He’s the original superhero, a hugely successful media brand, and one of the most iconic characters in history. So why isn’t he more popular today?

We’ve all heard that Superman isn’t cool anymore. He’s a relic of a simpler time, the argument goes, and today’s audience needs darker, edgier heroes. The Big Blue Boyscout is just too straight-laced and blandly wholesome to cut it in these troubled times. It may sound convincing, but there's plenty wrong with that line of thinking.

For starters, let’s have a little history lesson. Superman first appeared in Action Comics #1, way back in 1938. He was the creation of two young Jewish men, Jerry Siegel and Joe Shuster, who grew up in the Great Depression. Both were the children of Eastern European immigrants, and their families struggled to make ends meet. In his last interview before his death in 1992, Shuster recalled drawing his first comics on discarded wallpaper because he couldn’t afford to buy drawing paper. At the time, he was such a shy, awkward kid that it’s believed he was the inspiration for Superman’s unassuming alter-ego, Clark Kent.

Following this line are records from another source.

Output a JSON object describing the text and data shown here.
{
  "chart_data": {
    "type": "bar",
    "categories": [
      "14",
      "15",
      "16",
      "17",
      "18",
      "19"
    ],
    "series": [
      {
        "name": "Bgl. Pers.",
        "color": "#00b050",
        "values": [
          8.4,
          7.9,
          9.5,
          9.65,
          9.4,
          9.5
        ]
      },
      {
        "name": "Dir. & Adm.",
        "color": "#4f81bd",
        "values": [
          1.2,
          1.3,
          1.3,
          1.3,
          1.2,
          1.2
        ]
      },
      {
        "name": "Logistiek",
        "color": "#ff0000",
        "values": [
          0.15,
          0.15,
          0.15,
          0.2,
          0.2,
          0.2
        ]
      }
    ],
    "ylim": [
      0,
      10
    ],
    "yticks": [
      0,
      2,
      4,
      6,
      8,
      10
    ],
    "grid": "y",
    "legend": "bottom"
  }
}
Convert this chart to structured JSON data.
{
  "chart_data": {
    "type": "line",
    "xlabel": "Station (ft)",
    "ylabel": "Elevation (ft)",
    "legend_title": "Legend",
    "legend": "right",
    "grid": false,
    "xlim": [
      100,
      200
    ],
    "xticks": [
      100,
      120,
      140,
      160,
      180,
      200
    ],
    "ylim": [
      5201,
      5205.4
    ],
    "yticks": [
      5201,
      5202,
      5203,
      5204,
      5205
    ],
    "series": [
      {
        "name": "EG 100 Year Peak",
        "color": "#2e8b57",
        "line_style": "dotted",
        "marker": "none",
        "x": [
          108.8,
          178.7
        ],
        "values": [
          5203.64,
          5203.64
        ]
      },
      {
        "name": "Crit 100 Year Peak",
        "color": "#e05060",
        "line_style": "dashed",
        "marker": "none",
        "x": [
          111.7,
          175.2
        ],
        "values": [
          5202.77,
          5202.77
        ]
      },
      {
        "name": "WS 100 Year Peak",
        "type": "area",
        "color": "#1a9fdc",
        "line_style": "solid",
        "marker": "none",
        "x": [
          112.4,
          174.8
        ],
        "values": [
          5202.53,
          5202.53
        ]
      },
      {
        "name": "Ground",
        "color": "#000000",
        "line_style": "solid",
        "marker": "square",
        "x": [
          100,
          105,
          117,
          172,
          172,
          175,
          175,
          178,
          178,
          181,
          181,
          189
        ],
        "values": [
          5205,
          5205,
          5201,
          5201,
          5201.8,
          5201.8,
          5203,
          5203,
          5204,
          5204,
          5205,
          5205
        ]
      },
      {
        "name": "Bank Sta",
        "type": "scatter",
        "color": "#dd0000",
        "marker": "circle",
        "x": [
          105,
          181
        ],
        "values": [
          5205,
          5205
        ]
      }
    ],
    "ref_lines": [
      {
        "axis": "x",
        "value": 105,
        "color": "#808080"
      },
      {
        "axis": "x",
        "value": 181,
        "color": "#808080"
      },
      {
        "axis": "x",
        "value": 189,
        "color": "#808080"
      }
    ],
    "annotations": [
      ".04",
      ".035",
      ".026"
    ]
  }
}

The very same year Action Comics #1 was released, Adolf Hitler was named Man of the Year by ‘TIME,’ after he invaded Czechoslovakia and the rest of Europe allowed him to in the Munich Agreement. Anti-semitism was already commonplace in the 1930s America, and now a racist maniac was quickly becoming one of the most powerful people in the world. Make no mistake, Superman was not created in an idyllic past, but during one of the most troubling times in world history.

Before gaining careers in the comic book industry, Siegel and Shuster collaborated on a 1933 story called “The Reign of the Superman,” about a man who gains telepathic powers and attempts to conquer the world. That same year, Siegel decided that Superman should be a hero, rather than a villain, and began developing the character that would debut five years later as a crime fighter taking on gangsters, wife beaters, and corrupt politicians. This change is a perfect example of the hope that Superman represents: it suggests that someone with incredible power might choose to help the weak, rather than seek individual gain.

Superman remained one of the most popular comic book characters in the following decades, eventually appearing in the iconic 1978 film adaptation starring Christopher Reeve. When people complain about Superman being corny, outdated, or too perfect, this is the Superman they’re referring to. He’s cheery, courteous, and even saves a cat from a tree. ‘Superman: The Movie’ stands out in the crowd of darker films that the 1970s are known for, but it proved to be a massive success. Between a severe recession, unrest in the middle east, and increasing fears of terrorism, the social climate of the 1970s was not entirely different from today. Superman has always thrived in difficult times, specifically because he stood in contrast to the bleak world around us.

Superman’s relevance hinges on the fact that he represents everything we want to see in the world: those in power defending the weak, people standing up for what they believe, and the collection of hopes and values best termed the American Dream. After all, Superman’s creators were the children of immigrants, and Superman himself is a refugee from a doomed planet. The core story of Superman is one of a child finding refuge in America, discovering his abilities, and using them for the good of society. Ultimately, that is the essence of the American Dream, not getting rich or buying a house in the suburbs. The fact that the quintessential American hero wasn’t born in America says a great deal about our national identity. If we really consider Superman to be irrelevant to the world of today, I think that’s serious cause for concern given what he represents. Superman is the embodiment of our better nature, the humanist ideal wrapped in a cape. He doesn’t represent ideas that we’ve outgrown, but rather the ideas that we’re in danger of giving up.

There’s nothing wrong with darker heroes. In fact, many of them are very compelling characters. As living, breathing human beings, it can be appealing to see heroes that struggle with their inner natures and don’t always do the right thing. However, we should be able to relate to Superman’s hopefulness every bit as much as we relate to Wolverine’s psychological trauma. Superman is the every-man, a regular guy with a supportive family from a small town, working in the big city and hoping his pretty co-worker notices him. It’s not the power that makes him exceptional, it’s the choice to do what he can to make other people’s lives better, the same choice in front of each and every one of us.

I’m not saying you have to like Superman. If you happen to prefer Batman or Iron Man, feel free to continue doing so (better yet, write an article about why you like them so much). However, if we dismiss Superman as irrelevant, we do a disservice to the ideals he represents. If nothing else, maybe read a comic or two before you make up your mind.